Dr Lee said by the end of the century, the ageing population would increase to 35%.
“In Japan and other developed countries, 50% of the population will be more than 60 years of age, and Malaysia is not far from reaching this situation.
“It is of great importance to adopt interdisciplinary approaches to deal with such imminent challenges.
“Such countries must increase their capacities in terms of reducing the rate of disease-disability, and improving the quality of life for the elderly population,” he said in a speech at the Second International Conference of Pharmacy and Health Sciences with the theme “Integrating Research Innovation, Technology, Practices Towards Sustainable Health” organised by UniKL Royal College of Medicine Perak.
He thanked UniKL for its commitment to improve healthcare through a systematic approach of integrating research, innovation and advanced technology.
“The government is committed to ensure that every Malaysian has access to the best healthcare facilities available with our limited resources.
“We also understand the comprehensive and integrated nature of sustaining quality healthcare.
“It means that we have only one way of succeeding, that is through partnership, and collaboration with stakeholders across sectoral, and government boundaries,” he added.
Dr Lee hoped the conference would generate great ideas in supporting the government’s policy of providing quality healthcare to the people.
The event’s organising committee advisor Prof Dr Ahmad Fuad Shamsuddin said he was confident that the concept of sharing ideas, and experiences among participants would add value to the conference.
He said in the realm of healthcare it was impossible to work alone, and that the essence was in teamwork.
“This conference provides the avenue for discussion, and clarification of each discipline towards multidisciplinary healthcare,” he added.
The event’s organising committee chairman Associate Prof Dr Zaswiza Mohamad Noor said in view of the ever advancing parameters of health, and related sciences, and the flurry of international collaborations, she felt UniKL should play a leading role in promoting scientific activities geared towards the promotion of health across the globe.

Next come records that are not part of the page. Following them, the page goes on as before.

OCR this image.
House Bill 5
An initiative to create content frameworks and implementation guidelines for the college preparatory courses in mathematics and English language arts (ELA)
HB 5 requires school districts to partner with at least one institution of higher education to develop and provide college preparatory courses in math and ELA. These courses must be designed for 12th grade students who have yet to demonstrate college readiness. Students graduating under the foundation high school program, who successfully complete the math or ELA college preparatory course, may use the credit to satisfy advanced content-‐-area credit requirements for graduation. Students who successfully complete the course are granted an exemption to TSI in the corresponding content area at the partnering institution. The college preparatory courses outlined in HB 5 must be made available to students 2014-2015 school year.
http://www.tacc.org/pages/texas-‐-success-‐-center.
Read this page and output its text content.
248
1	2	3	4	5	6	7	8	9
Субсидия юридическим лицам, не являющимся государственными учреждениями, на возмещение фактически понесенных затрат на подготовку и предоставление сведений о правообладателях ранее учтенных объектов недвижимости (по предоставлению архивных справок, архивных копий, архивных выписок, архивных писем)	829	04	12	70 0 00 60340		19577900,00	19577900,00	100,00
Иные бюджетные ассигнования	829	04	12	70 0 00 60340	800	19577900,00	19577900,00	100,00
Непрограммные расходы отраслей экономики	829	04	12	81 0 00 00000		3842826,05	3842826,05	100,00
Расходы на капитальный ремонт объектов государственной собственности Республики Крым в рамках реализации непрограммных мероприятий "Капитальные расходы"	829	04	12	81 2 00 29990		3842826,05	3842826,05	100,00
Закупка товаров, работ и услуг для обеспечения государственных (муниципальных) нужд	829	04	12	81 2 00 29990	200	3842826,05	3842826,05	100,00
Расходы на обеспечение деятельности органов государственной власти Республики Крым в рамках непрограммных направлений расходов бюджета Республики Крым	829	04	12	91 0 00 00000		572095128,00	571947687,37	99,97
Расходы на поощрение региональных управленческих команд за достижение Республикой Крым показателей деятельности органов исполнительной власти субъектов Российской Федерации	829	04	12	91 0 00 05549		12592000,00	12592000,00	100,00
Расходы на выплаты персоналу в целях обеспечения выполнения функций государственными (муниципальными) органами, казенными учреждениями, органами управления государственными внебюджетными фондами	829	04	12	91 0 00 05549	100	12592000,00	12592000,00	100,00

“We don’t just intend to have exchange of information among people from across the world, but also promote cooperation between different scientific cultures through collaborative research. This conference provides an excellent platform for research across the globe to share their findings, and allow the young researchers to light up their candles,” she added.
Dr Zaswiza said undoubtedly with the spread of new diseases, and the emergence of resistant microbes, it is indeed essential to integrate research into practice, and vice versa.
“The threat of the ‘superbug’ is undeniably treacherous, and categorically baneful to society.
“We have to come up with quick solutions before it is too late, and the objective of the conference is to share views of such, and alike topics,” she added.